Jesus Christ is come in the flesh [1 John 4:2 KJV]

That God is manifested in flesh and that Jesus Christ is come in the flesh is not at all the same as to say that 'God is a man'.

The scripture, in the original Greek, is exceeding careful in this aspect and although I support the KJV yet still I have to find fault with it, where, on occasion, it adds the word 'man' in connection with Jesus Christ where neither the word anthropos (humanity) nor aner (an identifiable individual man) nor arrhen (a solitary man, a bachelor) appear in the original, the correct translation sometimes, for example, being 'one', not 'man', as in Hebrews 3:3..

Thus also, the expression 'God was made man' or 'God became man' (which I have heard and read) are not scriptural. God was not changed into humanity.

So the text in Hosea 11:9 holds good in the New Testament, for 'manifest in flesh' or 'come in flesh' do not at all have the same meaning as 'I am a man'. Thus God says 'I am not a man', quite rightly and quite consistently.

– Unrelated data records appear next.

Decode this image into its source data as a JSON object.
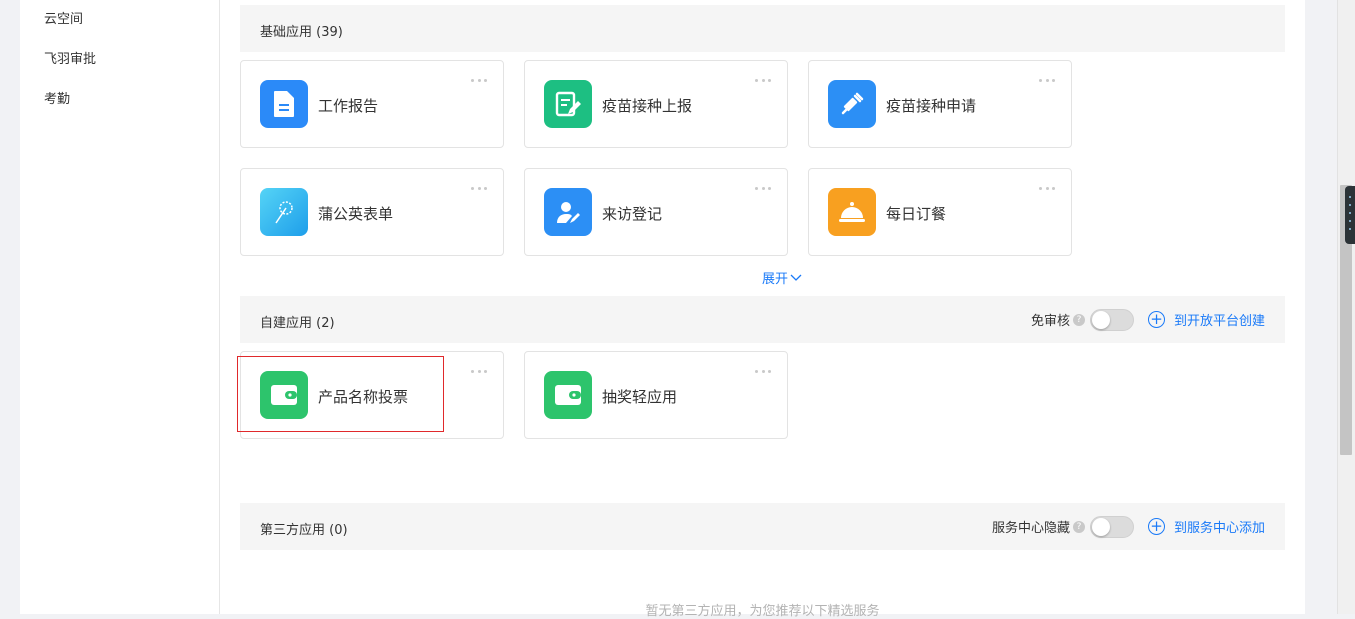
{
  "sidebar": {
    "items": [
      {
        "label": "云空间"
      },
      {
        "label": "飞羽审批"
      },
      {
        "label": "考勤"
      }
    ]
  },
  "sections": {
    "basic": {
      "title": "基础应用 (39)",
      "apps": [
        {
          "name": "工作报告",
          "icon": "document-icon",
          "color": "#2b8af8"
        },
        {
          "name": "疫苗接种上报",
          "icon": "form-pen-icon",
          "color": "#1dbf82"
        },
        {
          "name": "疫苗接种申请",
          "icon": "syringe-icon",
          "color": "#2c8ff5"
        },
        {
          "name": "蒲公英表单",
          "icon": "dandelion-icon",
          "color": "#2fb3f2"
        },
        {
          "name": "来访登记",
          "icon": "visitor-icon",
          "color": "#2c8ff5"
        },
        {
          "name": "每日订餐",
          "icon": "meal-cloche-icon",
          "color": "#f8a020"
        }
      ],
      "expand_label": "展开"
    },
    "custom": {
      "title": "自建应用 (2)",
      "toggle_label": "免审核",
      "link_label": "到开放平台创建",
      "apps": [
        {
          "name": "产品名称投票",
          "icon": "wallet-icon",
          "color": "#2dc46c"
        },
        {
          "name": "抽奖轻应用",
          "icon": "wallet-icon",
          "color": "#2dc46c"
        }
      ]
    },
    "third_party": {
      "title": "第三方应用 (0)",
      "toggle_label": "服务中心隐藏",
      "link_label": "到服务中心添加",
      "empty_note": "暂无第三方应用，为您推荐以下精选服务"
    }
  },
  "colors": {
    "accent": "#1a7af8",
    "highlight_border": "#e0292b"
  }
}
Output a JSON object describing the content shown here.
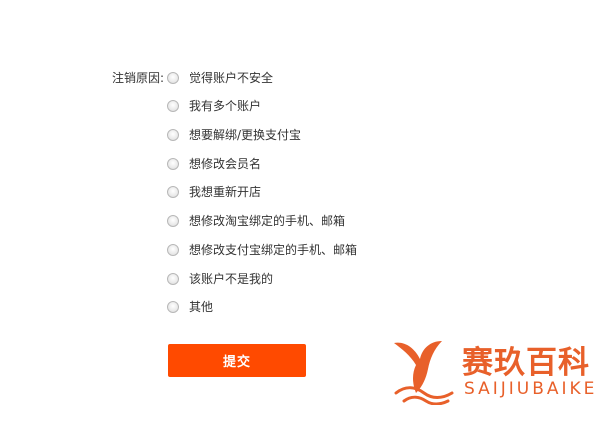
{
  "form": {
    "label": "注销原因:",
    "options": [
      {
        "label": "觉得账户不安全",
        "checked": false
      },
      {
        "label": "我有多个账户",
        "checked": false
      },
      {
        "label": "想要解绑/更换支付宝",
        "checked": false
      },
      {
        "label": "想修改会员名",
        "checked": false
      },
      {
        "label": "我想重新开店",
        "checked": false
      },
      {
        "label": "想修改淘宝绑定的手机、邮箱",
        "checked": false
      },
      {
        "label": "想修改支付宝绑定的手机、邮箱",
        "checked": false
      },
      {
        "label": "该账户不是我的",
        "checked": false
      },
      {
        "label": "其他",
        "checked": false
      }
    ],
    "submit_label": "提交"
  },
  "watermark": {
    "brand_cn": "赛玖百科",
    "brand_en": "SAIJIUBAIKE"
  },
  "colors": {
    "accent": "#ff4a00",
    "watermark": "#e8602a",
    "text": "#333333"
  }
}
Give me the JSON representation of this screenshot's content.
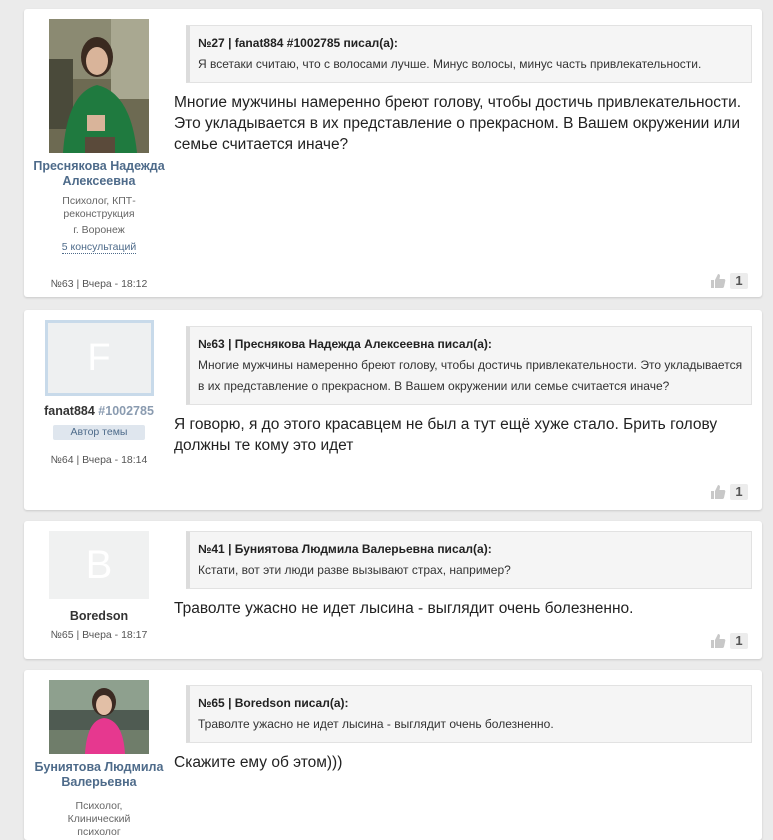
{
  "posts": [
    {
      "author": {
        "name": "Преснякова Надежда Алексеевна",
        "role": "Психолог, КПТ-реконструкция",
        "city": "г. Воронеж",
        "consultations": "5 консультаций"
      },
      "meta": "№63 | Вчера - 18:12",
      "quote": {
        "number": "№27",
        "header": "fanat884 #1002785 писал(а):",
        "text": "Я всетаки считаю, что с волосами лучше. Минус волосы, минус часть привлекательности."
      },
      "text": "Многие мужчины намеренно бреют голову, чтобы достичь привлекательности. Это укладывается в их представление о прекрасном. В Вашем окружении или семье считается иначе?",
      "likes": "1"
    },
    {
      "author": {
        "avatar_letter": "F",
        "name": "fanat884",
        "uid": "#1002785",
        "badge": "Автор темы"
      },
      "meta": "№64 | Вчера - 18:14",
      "quote": {
        "number": "№63",
        "header": "Преснякова Надежда Алексеевна писал(а):",
        "text": "Многие мужчины намеренно бреют голову, чтобы достичь привлекательности. Это укладывается в их представление о прекрасном. В Вашем окружении или семье считается иначе?"
      },
      "text": "Я говорю, я до этого красавцем не был а тут ещё хуже стало. Брить голову должны те кому это идет",
      "likes": "1"
    },
    {
      "author": {
        "avatar_letter": "B",
        "name": "Boredson"
      },
      "meta": "№65 | Вчера - 18:17",
      "quote": {
        "number": "№41",
        "header": "Буниятова Людмила Валерьевна писал(а):",
        "text": "Кстати, вот эти люди разве вызывают страх, например?"
      },
      "text": "Траволте ужасно не идет лысина - выглядит очень болезненно.",
      "likes": "1"
    },
    {
      "author": {
        "name": "Буниятова Людмила Валерьевна",
        "role": "Психолог, Клинический психолог"
      },
      "quote": {
        "number": "№65",
        "header": "Boredson писал(а):",
        "text": "Траволте ужасно не идет лысина - выглядит очень болезненно."
      },
      "text": "Скажите ему об этом)))"
    }
  ],
  "icons": {
    "like": "thumbs-up-icon"
  },
  "colors": {
    "link": "#4e6b8a",
    "background": "#ebebeb"
  }
}
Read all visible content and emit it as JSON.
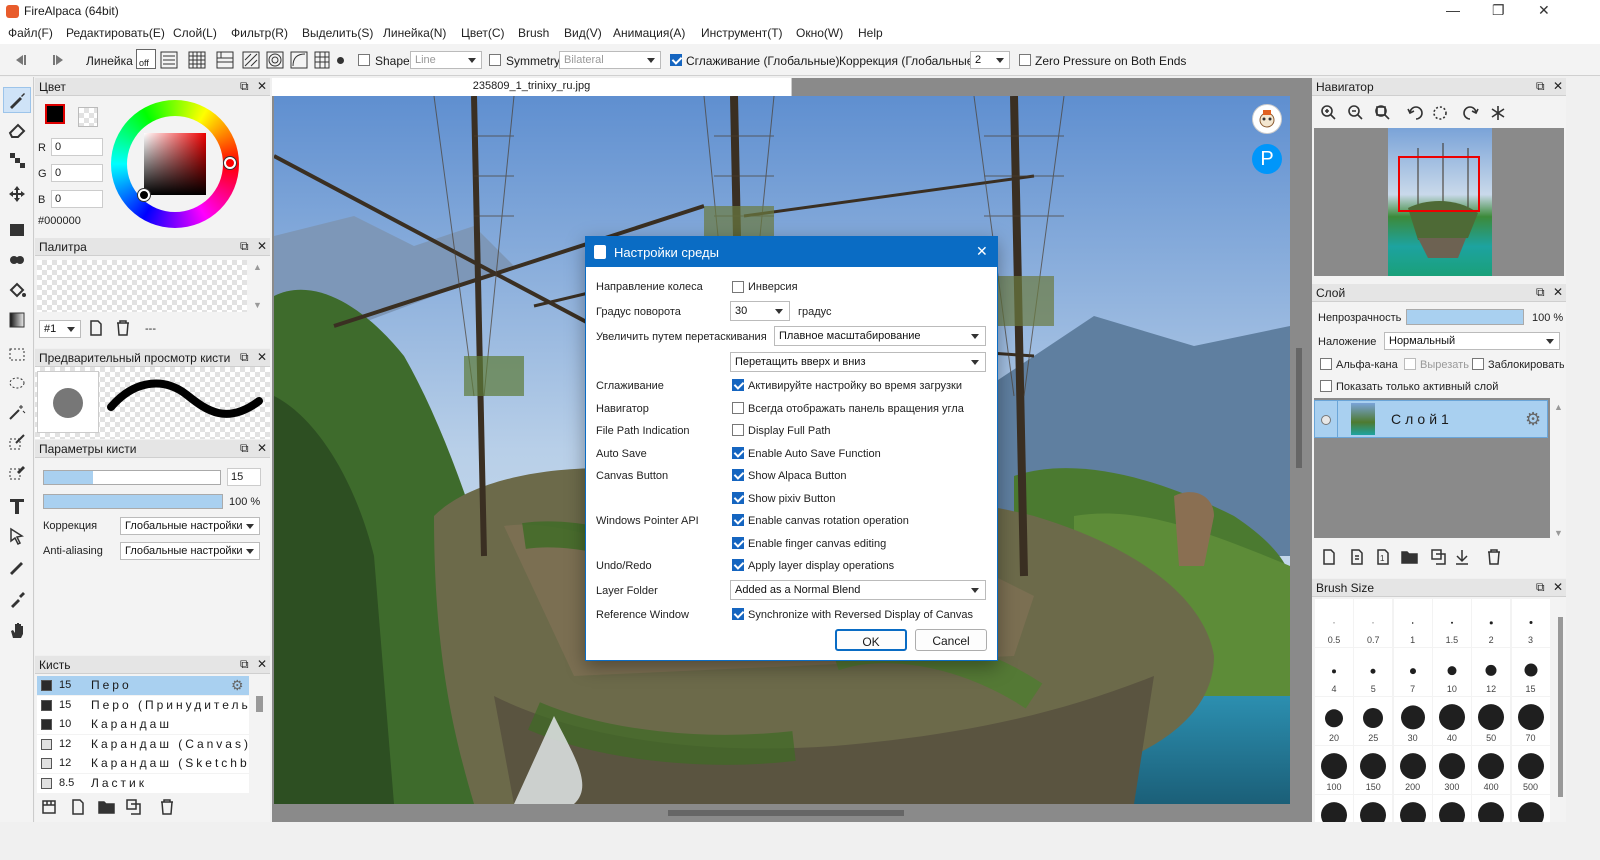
{
  "window": {
    "title": "FireAlpaca (64bit)"
  },
  "menu": [
    "Файл(F)",
    "Редактировать(E)",
    "Слой(L)",
    "Фильтр(R)",
    "Выделить(S)",
    "Линейка(N)",
    "Цвет(C)",
    "Brush",
    "Вид(V)",
    "Анимация(A)",
    "Инструмент(T)",
    "Окно(W)",
    "Help"
  ],
  "toolbar": {
    "ruler_label": "Линейка",
    "snap_off": "off",
    "shape_label": "Shape",
    "shape_value": "Line",
    "symmetry_label": "Symmetry",
    "symmetry_value": "Bilateral",
    "antialias_label": "Сглаживание (Глобальные)",
    "correction_label": "Коррекция (Глобальные)",
    "correction_value": "2",
    "zero_pressure_label": "Zero Pressure on Both Ends"
  },
  "color_panel": {
    "title": "Цвет",
    "r_label": "R",
    "r": "0",
    "g_label": "G",
    "g": "0",
    "b_label": "B",
    "b": "0",
    "hex": "#000000",
    "primary": "#000000"
  },
  "palette_panel": {
    "title": "Палитра",
    "select": "#1",
    "dash": "---"
  },
  "brush_preview_panel": {
    "title": "Предварительный просмотр кисти"
  },
  "brush_params_panel": {
    "title": "Параметры кисти",
    "size_value": "15",
    "size_fill": 0.28,
    "opacity_value": "100 %",
    "opacity_fill": 1.0,
    "correction_label": "Коррекция",
    "correction_value": "Глобальные настройки",
    "antialias_label": "Anti-aliasing",
    "antialias_value": "Глобальные настройки"
  },
  "brush_panel": {
    "title": "Кисть",
    "items": [
      {
        "size": "15",
        "name": "Перо",
        "swatch": "#2a2a2a"
      },
      {
        "size": "15",
        "name": "Перо (Принудительно)",
        "swatch": "#2a2a2a"
      },
      {
        "size": "10",
        "name": "Карандаш",
        "swatch": "#2a2a2a"
      },
      {
        "size": "12",
        "name": "Карандаш (Canvas)",
        "swatch": "#e0e0e0"
      },
      {
        "size": "12",
        "name": "Карандаш (Sketchbook)",
        "swatch": "#e0e0e0"
      },
      {
        "size": "8.5",
        "name": "Ластик",
        "swatch": "#e0e0e0"
      }
    ]
  },
  "document": {
    "tab": "235809_1_trinixy_ru.jpg"
  },
  "dialog": {
    "title": "Настройки среды",
    "rows": [
      {
        "label": "Направление колеса",
        "check": false,
        "text": "Инверсия"
      },
      {
        "label": "Градус поворота",
        "select": "30",
        "suffix": "градус"
      },
      {
        "label": "Увеличить путем перетаскивания",
        "select": "Плавное масштабирование"
      },
      {
        "label": "",
        "select": "Перетащить вверх и вниз"
      },
      {
        "label": "Сглаживание",
        "check": true,
        "text": "Активируйте настройку во время загрузки"
      },
      {
        "label": "Навигатор",
        "check": false,
        "text": "Всегда отображать панель вращения угла"
      },
      {
        "label": "File Path Indication",
        "check": false,
        "text": "Display Full Path"
      },
      {
        "label": "Auto Save",
        "check": true,
        "text": "Enable Auto Save Function"
      },
      {
        "label": "Canvas Button",
        "check": true,
        "text": "Show Alpaca Button"
      },
      {
        "label": "",
        "check": true,
        "text": "Show pixiv Button"
      },
      {
        "label": "Windows Pointer API",
        "check": true,
        "text": "Enable canvas rotation operation"
      },
      {
        "label": "",
        "check": true,
        "text": "Enable finger canvas editing"
      },
      {
        "label": "Undo/Redo",
        "check": true,
        "text": "Apply layer display operations"
      },
      {
        "label": "Layer Folder",
        "select": "Added as a Normal Blend"
      },
      {
        "label": "Reference Window",
        "check": true,
        "text": "Synchronize with Reversed Display of Canvas"
      }
    ],
    "ok": "OK",
    "cancel": "Cancel"
  },
  "navigator": {
    "title": "Навигатор"
  },
  "layer_panel": {
    "title": "Слой",
    "opacity_label": "Непрозрачность",
    "opacity_value": "100 %",
    "blend_label": "Наложение",
    "blend_value": "Нормальный",
    "alpha_label": "Альфа-кана.",
    "clip_label": "Вырезать",
    "lock_label": "Заблокировать",
    "only_active_label": "Показать только активный слой",
    "layer_name": "Слой1"
  },
  "brush_size_panel": {
    "title": "Brush Size",
    "sizes": [
      "0.5",
      "0.7",
      "1",
      "1.5",
      "2",
      "3",
      "4",
      "5",
      "7",
      "10",
      "12",
      "15",
      "20",
      "25",
      "30",
      "40",
      "50",
      "70",
      "100",
      "150",
      "200",
      "300",
      "400",
      "500"
    ]
  }
}
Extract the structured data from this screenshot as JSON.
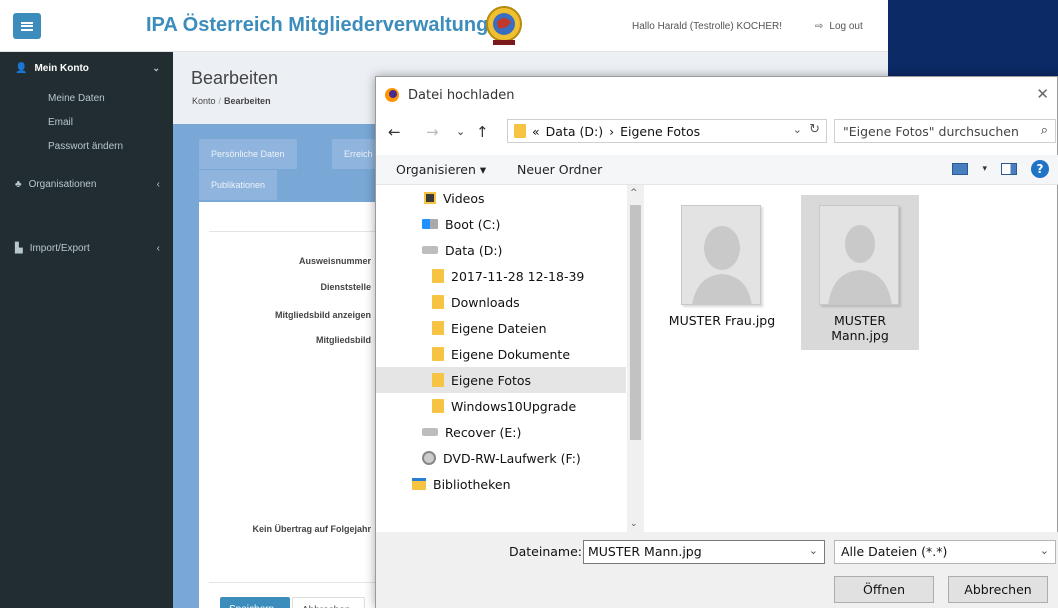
{
  "app": {
    "title": "IPA Österreich Mitgliederverwaltung",
    "greeting": "Hallo Harald (Testrolle) KOCHER!",
    "logout_label": "Log out",
    "accent_color": "#3c8dbc"
  },
  "sidebar": {
    "section_title": "Mein Konto",
    "sub_items": [
      "Meine Daten",
      "Email",
      "Passwort ändern"
    ],
    "items": [
      {
        "label": "Organisationen",
        "icon": "sitemap-icon"
      },
      {
        "label": "Import/Export",
        "icon": "file-icon"
      }
    ]
  },
  "main": {
    "page_title": "Bearbeiten",
    "breadcrumb_root": "Konto",
    "breadcrumb_current": "Bearbeiten",
    "tabs": [
      "Persönliche Daten",
      "Erreich",
      "Publikationen"
    ],
    "form_labels": [
      "Ausweisnummer",
      "Dienststelle",
      "Mitgliedsbild anzeigen",
      "Mitgliedsbild",
      "Kein Übertrag auf Folgejahr"
    ],
    "save_label": "Speichern",
    "cancel_label": "Abbrechen"
  },
  "dialog": {
    "title": "Datei hochladen",
    "address_prefix": "«",
    "address_parts": [
      "Data (D:)",
      "Eigene Fotos"
    ],
    "search_placeholder": "\"Eigene Fotos\" durchsuchen",
    "toolbar": {
      "organize": "Organisieren ▾",
      "new_folder": "Neuer Ordner"
    },
    "tree": [
      {
        "label": "Videos",
        "icon": "videos-folder-icon",
        "level": 1
      },
      {
        "label": "Boot (C:)",
        "icon": "windows-drive-icon",
        "level": 1
      },
      {
        "label": "Data (D:)",
        "icon": "drive-icon",
        "level": 1
      },
      {
        "label": "2017-11-28 12-18-39",
        "icon": "folder-icon",
        "level": 2
      },
      {
        "label": "Downloads",
        "icon": "folder-icon",
        "level": 2
      },
      {
        "label": "Eigene Dateien",
        "icon": "folder-icon",
        "level": 2
      },
      {
        "label": "Eigene Dokumente",
        "icon": "folder-icon",
        "level": 2
      },
      {
        "label": "Eigene Fotos",
        "icon": "folder-icon",
        "level": 2,
        "selected": true
      },
      {
        "label": "Windows10Upgrade",
        "icon": "folder-icon",
        "level": 2
      },
      {
        "label": "Recover (E:)",
        "icon": "drive-icon",
        "level": 1
      },
      {
        "label": "DVD-RW-Laufwerk (F:)",
        "icon": "dvd-drive-icon",
        "level": 1
      },
      {
        "label": "Bibliotheken",
        "icon": "libraries-icon",
        "level": 0
      }
    ],
    "files": [
      {
        "name": "MUSTER Frau.jpg",
        "selected": false
      },
      {
        "name": "MUSTER Mann.jpg",
        "selected": true
      }
    ],
    "filename_label": "Dateiname:",
    "filename_value": "MUSTER Mann.jpg",
    "filetype_value": "Alle Dateien (*.*)",
    "open_label": "Öffnen",
    "cancel_label": "Abbrechen"
  }
}
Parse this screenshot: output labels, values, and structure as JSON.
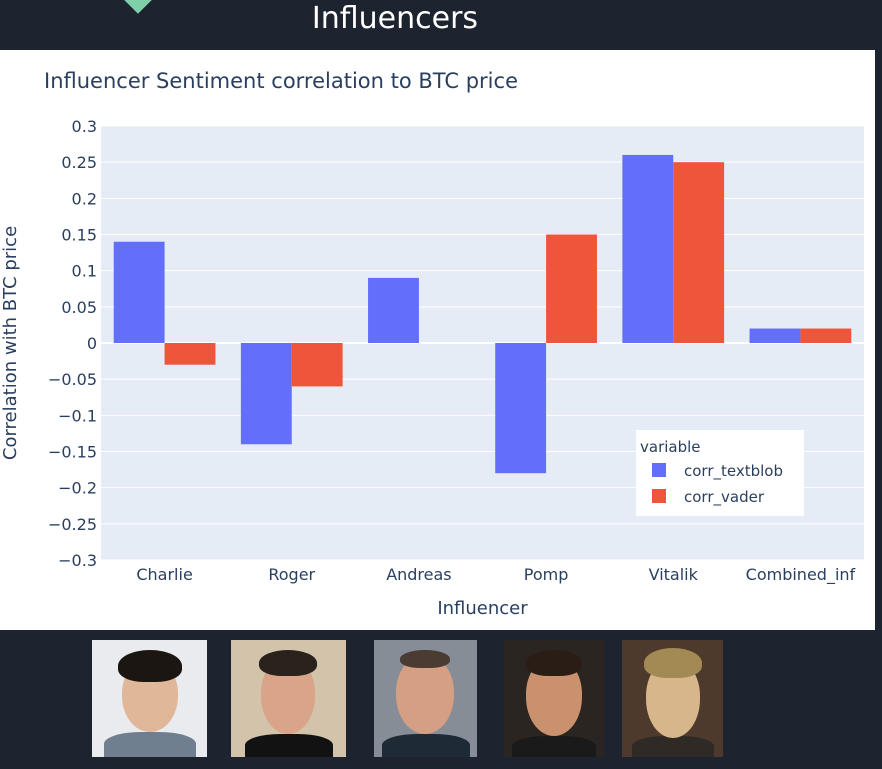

But the manifestation was promised from the beginning. In Eden, God promised that the seed of the woman would bruise the head of the serpent, that is to say, from above, in ascension, and that in humanity, Genesis 3:15.

Thus the Arche, the Principality, the anointed cherub on the holy mountain, Ezekiel 28:14, is bruised by the Lord, manifest in humanity.

And manifestation is seen again in the three men who came to Abraham and he said, My Lord, and bowed himself to the ground, Genesis 18:2.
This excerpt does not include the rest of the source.